Il y a eu plusieurs autres ordinations illicites et clandestines par Mgr Viganò, les prêtres étant ensuite livrés à eux-mêmes, obligés de célébrer seuls chez eux, n’ayant aucun mandat. Mais un cas retentissant mérite au moins d’être mentionné : celui du diocèse de Milan, où un curé d’un petit village périphérique est aidé par l’ancien nonce apostolique à mettre sur pied une sorte de séminaire paroissial clandestin qui suit le rite extraordinaire. Au début, un jeune homme de 20 ans, sans formation théologique ni âge minimum requis par le droit canon, est ordonné diacre. Mais ensuite, au printemps 2023, les relations se rompent entre Viganò et le groupe ambrosien : Viganò refuse d’ordonner prêtre le nouveau diacre, qui reste donc dans les limbes.
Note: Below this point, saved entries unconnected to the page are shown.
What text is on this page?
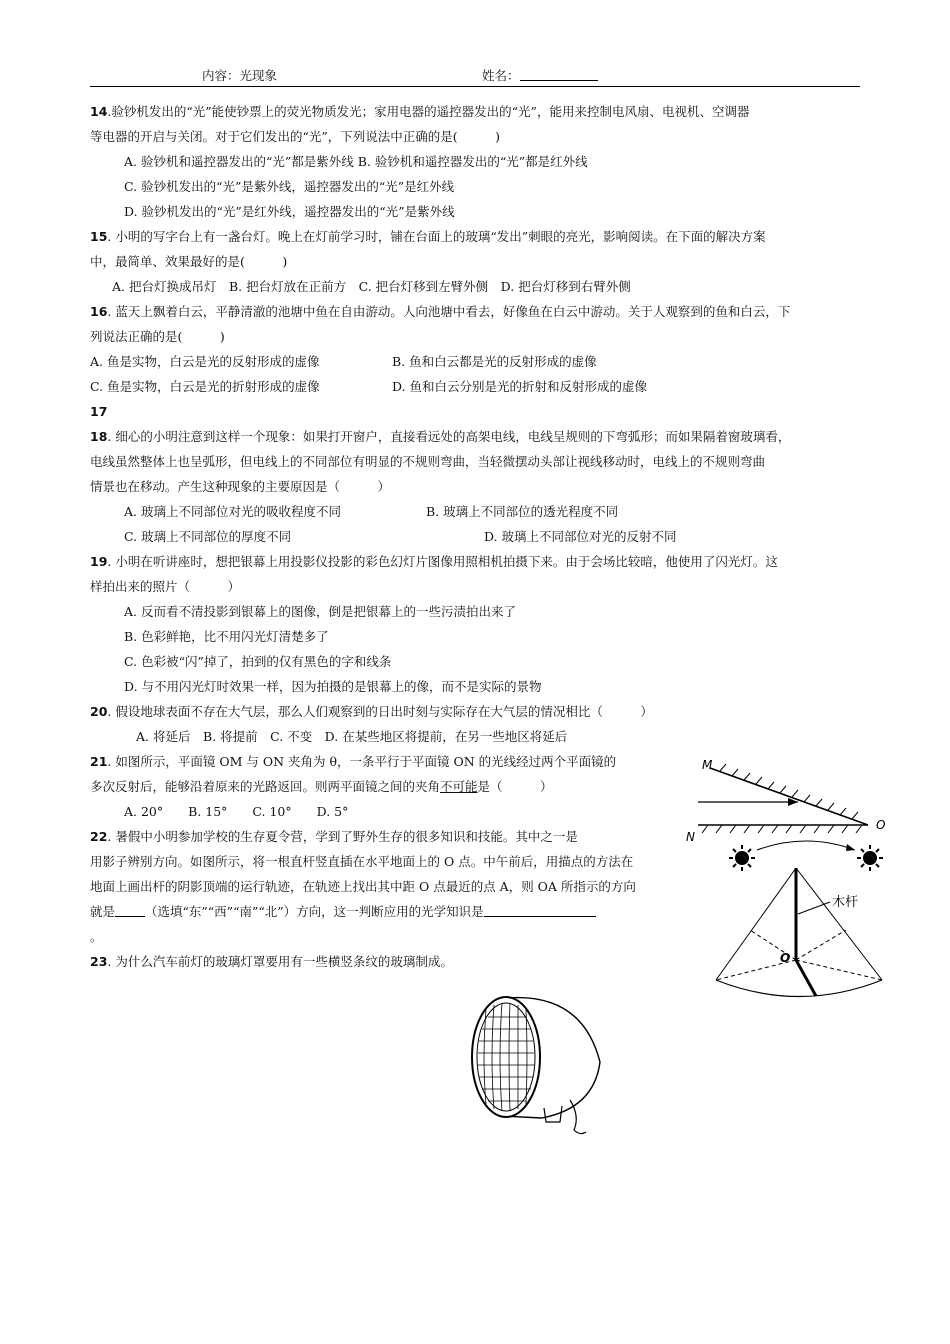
内容：光现象	姓名：
14.验钞机发出的“光”能使钞票上的荧光物质发光；家用电器的遥控器发出的“光”，能用来控制电风扇、电视机、空调器
等电器的开启与关闭。对于它们发出的“光”，下列说法中正确的是(　　　)
A. 验钞机和遥控器发出的“光”都是紫外线 B. 验钞机和遥控器发出的“光”都是红外线
C. 验钞机发出的“光”是紫外线，遥控器发出的“光”是红外线
D. 验钞机发出的“光”是红外线，遥控器发出的“光”是紫外线
15. 小明的写字台上有一盏台灯。晚上在灯前学习时，铺在台面上的玻璃“发出”刺眼的亮光，影响阅读。在下面的解决方案
中，最简单、效果最好的是(　　　)
A. 把台灯换成吊灯　B. 把台灯放在正前方　C. 把台灯移到左臂外侧　D. 把台灯移到右臂外侧
16. 蓝天上飘着白云，平静清澈的池塘中鱼在自由游动。人向池塘中看去，好像鱼在白云中游动。关于人观察到的鱼和白云，下
列说法正确的是(　　　)
A. 鱼是实物，白云是光的反射形成的虚像	B. 鱼和白云都是光的反射形成的虚像
C. 鱼是实物，白云是光的折射形成的虚像	D. 鱼和白云分别是光的折射和反射形成的虚像
17
18. 细心的小明注意到这样一个现象：如果打开窗户，直接看远处的高架电线，电线呈规则的下弯弧形；而如果隔着窗玻璃看，
电线虽然整体上也呈弧形，但电线上的不同部位有明显的不规则弯曲，当轻微摆动头部让视线移动时，电线上的不规则弯曲
情景也在移动。产生这种现象的主要原因是（　　　）
A. 玻璃上不同部位对光的吸收程度不同	B. 玻璃上不同部位的透光程度不同
C. 玻璃上不同部位的厚度不同	D. 玻璃上不同部位对光的反射不同
19. 小明在听讲座时，想把银幕上用投影仪投影的彩色幻灯片图像用照相机拍摄下来。由于会场比较暗，他使用了闪光灯。这
样拍出来的照片（　　　）
A. 反而看不清投影到银幕上的图像，倒是把银幕上的一些污渍拍出来了
B. 色彩鲜艳，比不用闪光灯清楚多了
C. 色彩被“闪”掉了，拍到的仅有黑色的字和线条
D. 与不用闪光灯时效果一样，因为拍摄的是银幕上的像，而不是实际的景物
20. 假设地球表面不存在大气层，那么人们观察到的日出时刻与实际存在大气层的情况相比（　　　）
A. 将延后　B. 将提前　C. 不变　D. 在某些地区将提前，在另一些地区将延后
21. 如图所示，平面镜 OM 与 ON 夹角为 θ，一条平行于平面镜 ON 的光线经过两个平面镜的
多次反射后，能够沿着原来的光路返回。则两平面镜之间的夹角不可能是（　　　）
A. 20°　　B. 15°　　C. 10°　　D. 5°
22. 暑假中小明参加学校的生存夏令营，学到了野外生存的很多知识和技能。其中之一是
用影子辨别方向。如图所示，将一根直杆竖直插在水平地面上的 O 点。中午前后，用描点的方法在
地面上画出杆的阴影顶端的运行轨迹，在轨迹上找出其中距 O 点最近的点 A，则 OA 所指示的方向
就是 （选填“东”“西”“南”“北”）方向，这一判断应用的光学知识是
。
23. 为什么汽车前灯的玻璃灯罩要用有一些横竖条纹的玻璃制成。
M
N
O
木杆
O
Ces derniers mois, des rumeurs insistantes ont également fait état d’une consécration épiscopale déjà réalisée par Mgr Viganò, mais nous n’avons encore trouvé aucune confirmation certaine que cela ait déjà eu lieu, même si cette intention – à l’instar de ce qu’a fait Mgr Marcel Lefebvre en 1988 – a été clairement exprimée. Mgr Viganò aura 83 ans la semaine prochaine et ressent manifestement le besoin d’agir rapidement pour consolider sa réalité.
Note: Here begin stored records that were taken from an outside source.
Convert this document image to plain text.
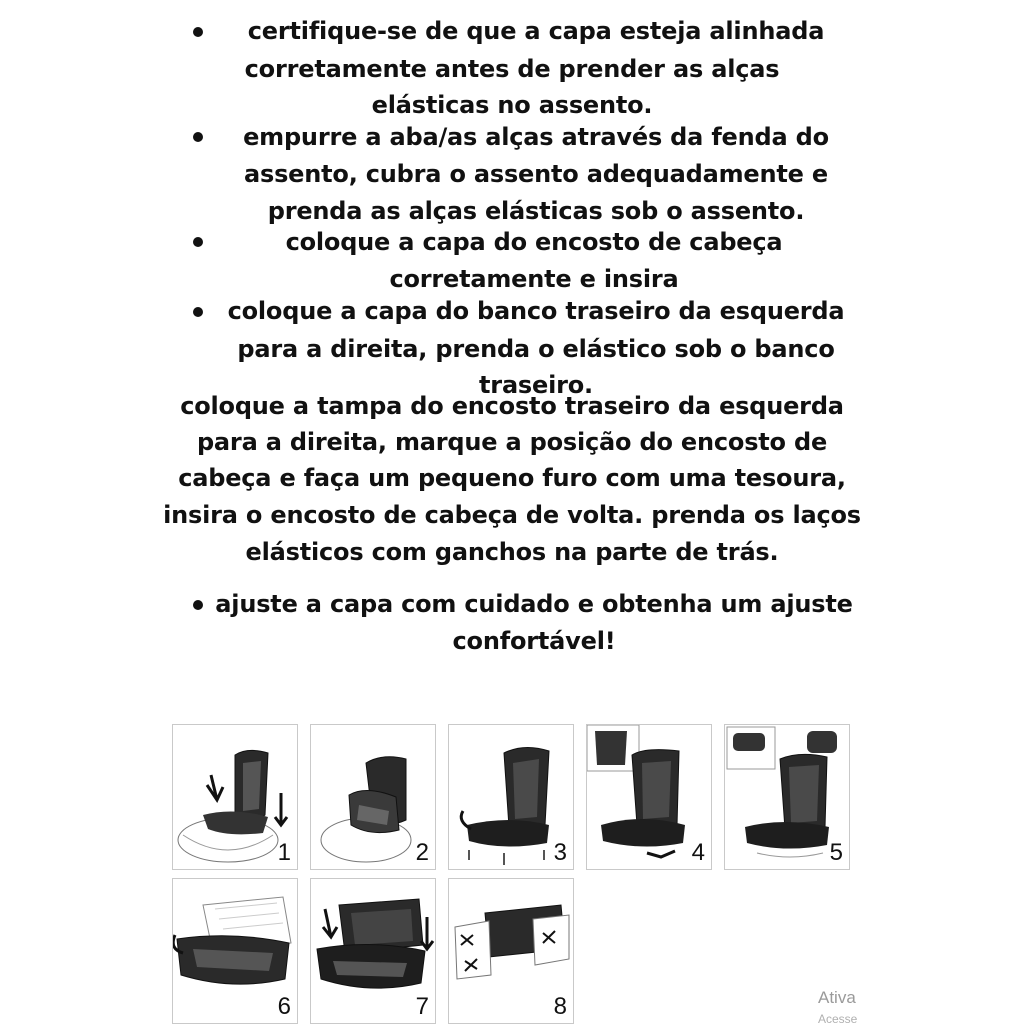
certifique-se de que a capa esteja alinhada
corretamente antes de prender as alças
elásticas no assento.
empurre a aba/as alças através da fenda do
assento, cubra o assento adequadamente e
prenda as alças elásticas sob o assento.
coloque a capa do encosto de cabeça
corretamente e insira
coloque a capa do banco traseiro da esquerda
para a direita, prenda o elástico sob o banco
traseiro.
coloque a tampa do encosto traseiro da esquerda
para a direita, marque a posição do encosto de
cabeça e faça um pequeno furo com uma tesoura,
insira o encosto de cabeça de volta. prenda os laços
elásticos com ganchos na parte de trás.
ajuste a capa com cuidado e obtenha um ajuste
confortável!
1	2	3	4	5
6	7	8	Ativa
Acesse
Ainsi, le 2 décembre dernier, il a annoncé que dans la structure monastique de l’Eremo della Palanzana à Viterbe, qui est en train d’être rénovée grâce à l’argent récolté dans le cadre d’une campagne de collecte de fonds visant initialement à donner un lieu aux religieuses de Pienza, une maison de formation pour les clercs sera établie, qui prendra le nom de Collegium Traditionis. Cet ermitage abrite actuellement les quatre clercs de l’ancienne Familia Christi, qui partagent avec Mgr Viganò le projet et l’opération commerciale-immobilière susmentionnée, que nous traiterons dans les prochains jours.

En bref, Viterbe, dans les desseins de Mgr Viganò, qui y passe déjà beaucoup de temps, devrait devenir le nouvel Écône, la ville suisse qui est le siège du séminaire international de la FSSPX. Et avec la nouvelle de la reconsécration épiscopale, la nature schismatique de ce nouveau mouvement devient encore plus claire. Grâce au consensus construit ces dernières années autour de la figure de Mgr Viganò, le souffre-douleur de ce pontificat, il est facilement prévisible que cette initiative conduira elle aussi de nombreux croyants hors de l’Église, et de surcroît en conflit avec d’autres initiatives de ce type.

Tel est le drame que vit l’Église : à la crise provoquée par ceux qui s’entêtent à vouloir renverser la doctrine révélée s’opposent des personnalités qui, à leur tour, bien que partant d’analyses justifiables, s’illusionnent sur le fait qu’elles trouveront une solution dans la construction d’une Église à leur mesure. Une voie qui a déjà échoué, comme l’a écrit Benoît XVI dans sa lettre-réflexion consacrée aux abus sexuels et publiée en avril 2019 :

« Que devons-nous faire ? Devons-nous créer une autre Église pour que les choses puissent s’arranger ? Cette expérience a déjà été faite et elle a déjà échoué. Seuls l’amour et l’obéissance à notre Seigneur Jésus-Christ peuvent nous montrer le bon chemin ».

Et cet amour et cette obéissance viennent de la persévérance dans la Vérité au sein de l’Église catholique.